映画の感想文を中心に、好き勝手なことを語っていきます。

権威皆無の日本アカデミー賞

2007-02-18 08:39:46 | 映画周辺のネタ
 先日、日本アカデミー賞の授賞式の模様が放映されていたが、相変わらず盛り上がりに欠ける雰囲気だ。今年で30回にもなるのだが、正直言ってこういう賞が30回も続いていること自体驚きである。

 昔、黒澤明がこの賞を辞退したことに対し、その年の司会者の山城新伍が「これから映画人が育てていこうとしている賞を『権威が無いからいらない』とは何たることだ」とか何とか批判していたが、あれから20年以上たった今でも、相変わらずこの賞は権威がないままだ(だいたい、今回キムタクにさえ事務所の意向という理由でソッポを向かれたぐらいだから ^^;)。

 賞を選出する日本アカデミー賞協会の中では松竹、東宝、東映、角川といった邦画メジャー関係者が幅をきかせている。だから、これらの会社が関わった作品以外の映画は、どんなに評判が良くても、いくら国外の賞を獲得しようと、完全無視される。独立系の映画会社による作品が受賞したのは、今回の「フラガール」以外では「午後の遺言状」「ツィゴイネルワイゼン」の2回しかない。本家の米アカデミー賞がマイナーな作品にもちゃんと注意を払っているのに比べると、いかにも閉鎖的だ。

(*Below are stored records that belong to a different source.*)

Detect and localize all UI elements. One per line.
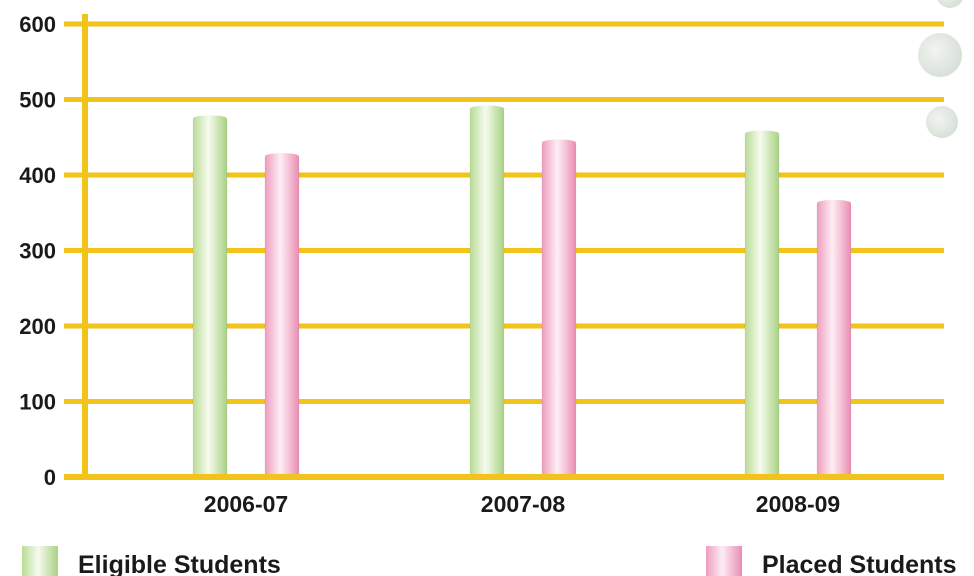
bar-placed-2008-09 — [817, 203, 851, 477]
y-tick-label: 400 — [19, 163, 56, 188]
bar-cap — [470, 106, 504, 112]
bar-cap — [193, 115, 227, 121]
x-tick-label: 2006-07 — [204, 491, 288, 517]
decorative-bubbles — [918, 0, 964, 138]
bar-placed-2006-07 — [265, 156, 299, 477]
y-tick-label: 500 — [19, 88, 56, 113]
legend-swatch-eligible — [22, 546, 58, 576]
y-tick-label: 600 — [19, 12, 56, 37]
legend-item-placed: Placed Students — [706, 546, 957, 576]
bar-eligible-2006-07 — [193, 118, 227, 477]
bars — [193, 106, 851, 477]
bar-cap — [265, 153, 299, 159]
bar-cap — [817, 200, 851, 206]
legend-swatch-placed — [706, 546, 742, 576]
legend-label-eligible: Eligible Students — [78, 551, 281, 576]
bubble-decoration — [936, 0, 964, 8]
legend: Eligible Students Placed Students — [22, 546, 957, 576]
bubble-decoration — [926, 106, 958, 138]
y-tick-label: 300 — [19, 239, 56, 264]
legend-item-eligible: Eligible Students — [22, 546, 281, 576]
legend-label-placed: Placed Students — [762, 551, 957, 576]
bar-eligible-2008-09 — [745, 133, 779, 477]
x-tick-label: 2007-08 — [481, 491, 566, 517]
bar-eligible-2007-08 — [470, 109, 504, 477]
x-tick-label: 2008-09 — [756, 491, 840, 517]
bar-placed-2007-08 — [542, 143, 576, 477]
y-tick-label: 200 — [19, 314, 56, 339]
bar-cap — [745, 130, 779, 136]
x-axis: 2006-07 2007-08 2008-09 — [64, 477, 944, 517]
bar-cap — [542, 140, 576, 146]
bubble-decoration — [918, 33, 962, 77]
y-tick-label: 0 — [44, 465, 56, 490]
y-tick-label: 100 — [19, 390, 56, 415]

 しかも、日本テレビが授賞式の放映権を持っているためか、同社の手による作品が優先される傾向がある。もちろん、そのあたりの構図も視聴者に見透かされてしまっている。これでは権威を感じろという方が無理だ。

 要するに、本家から拝借した「アカデミー」という呼称で、何とか話題性をキープしているに過ぎないのである。

 しかし、これに代わる“真に権威のある賞”を創出できない我が国の映画人の体たらくの方がもっと批判されてしかるべきだろう。日本アカデミー賞以外の映画賞にはキネマ旬報賞とか毎日映画コンクールなどがあるが、一般ピープルには知られていない。フランスのセザール賞や香港の金像奨のように、国内発のポピュラーな賞がとっくの昔に出来ていて当然だと思うのだが・・・・。

 いずれにせよ、“邦画バブル”と言われるほど興行成績が回復した昨今でも、映画の“権威”を高めようとする賞も作れない状況を見れば、いかに我が国では映画が軽んじられているか分かろうというものだ。